Here is a July 2010 update on the CIP. FCPS has been assessing school capacity challenges in the Southwestern County areas, and a capacity boundary study that includes 28 schools is underway to determine capacity solutions and additional capacity enhancement CIP projects that are needed in that part of FCPS.
How the School Board decides to resolve these capacity issues will directly impact the timing of WSHS’s renovation because capacity enhancement CIP projects are prioritized ahead of renovation ones, and the CIP budget is very constrained. We are very appreciative of decisions that the School Board is making to implement CIP solutions that optimize limited funding.

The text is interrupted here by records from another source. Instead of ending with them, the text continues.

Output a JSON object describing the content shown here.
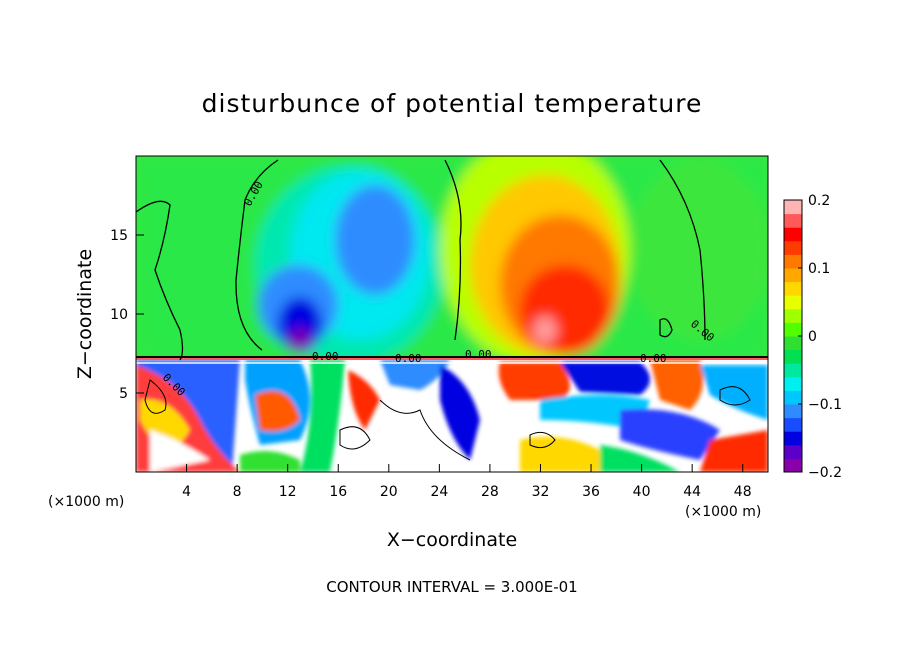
{
  "chart_data": {
    "type": "heatmap",
    "title": "disturbunce of potential temperature",
    "xlabel": "X−coordinate",
    "ylabel": "Z−coordinate",
    "x_unit": "(×1000 m)",
    "x_unit_right": "(×1000 m)",
    "xlim": [
      0,
      50
    ],
    "ylim": [
      0,
      20
    ],
    "x_ticks": [
      "4",
      "8",
      "12",
      "16",
      "20",
      "24",
      "28",
      "32",
      "36",
      "40",
      "44",
      "48"
    ],
    "y_ticks": [
      "5",
      "10",
      "15"
    ],
    "colorbar": {
      "min": -0.2,
      "max": 0.2,
      "tick_labels": [
        "0.2",
        "0.1",
        "0",
        "−0.1",
        "−0.2"
      ],
      "colors": [
        "#8a00a8",
        "#5a00c8",
        "#0000e0",
        "#1a4cff",
        "#2f8cff",
        "#00c8ff",
        "#00f0f0",
        "#00e8a0",
        "#00e050",
        "#30e030",
        "#50ff00",
        "#a0ff00",
        "#e8ff00",
        "#ffd800",
        "#ffa800",
        "#ff7800",
        "#ff3c00",
        "#ff0000",
        "#ff5a5a",
        "#ffb4b4"
      ]
    },
    "contour_labels": [
      "0.00",
      "0.00",
      "0.00",
      "0.00",
      "0.00",
      "0.00",
      "0.00"
    ],
    "footer": "CONTOUR INTERVAL = 3.000E-01",
    "grid": false
  }
}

FCPS Chief Operating Officer Dean Tistadt has repeatedly warned that current CIP funding levels are not sufficient:
“The capital program annual spending limit of $155 million, established by the Board of Supervisors, is inadequate to meet the capital needs of the school system as shown in the School Board’s annual capital improvement program. The lack of adequate funding means that many schools are not being renovated in a timely manner and too many schools have trailers to address overcrowding. In order to address needed renovations and overcrowding, the School Board must use the monies that are available in the most effective manner possible.”
— July 8, 2010 School Board meeting materials
“The capital funding provided by the BOS, while generous, is insufficient to meet the needs of the school system.”
– Dean Tistadt, July 8, 2010 School Board meeting
“I operate in a world where we don’t have all the money to do what we need to do. And we have to ask the School Board to make some very difficult decisions because of that.”
– July 1, 2010 interview with Connection reporter Julie O’Donoghue
Also, FCPS Staff will provide the School Board a detailed readout and update on the CIP on July 19. The tough economy continues to positively impact the CIP. Project bids are coming in under budget projections from contractors eager for work. Once capacity issues are addressed, how much cost savings from CIP projects coming in under budget can be redeployed to the CIP renovation queue?
Current FCPS estimates are for a West Springfield High School renovation to begin in the summer of 2016 with a renovated WSHS in 2018. To put that date in perspective, that means that no West Springfield child currently older than 1st grade would attend a renovated WSHS.
Other than a relatively minor “patch & paint” touch up in 1989, WSHS has never received a structural renovation since it was built in 1966 – 44 years and counting. And there are also three unrenovated high schools behind WSHS in the CIP renovation queue that at this rate would not see a renovation until sometime in the 2020s. The current CIP renovation timelines are not viable for all of FCPS.
The West Springfield HS facility does not provide optimal educational environments all FCPS high school students deserve, especially in science, technology and music. FCPS students in unrenovated high schools like West Springfield are placed at an unfair advantage among both FCPS student peers in new or renovated schools and also peers from other school systems like Arlington, Loudoun and Prince William, and this reality is unacceptable. WSHS students, faculty and staff do an awesome job every day to overcome these facility challenges.
How long will it take to solve these challenges? How can Fairfax provide more capital funding?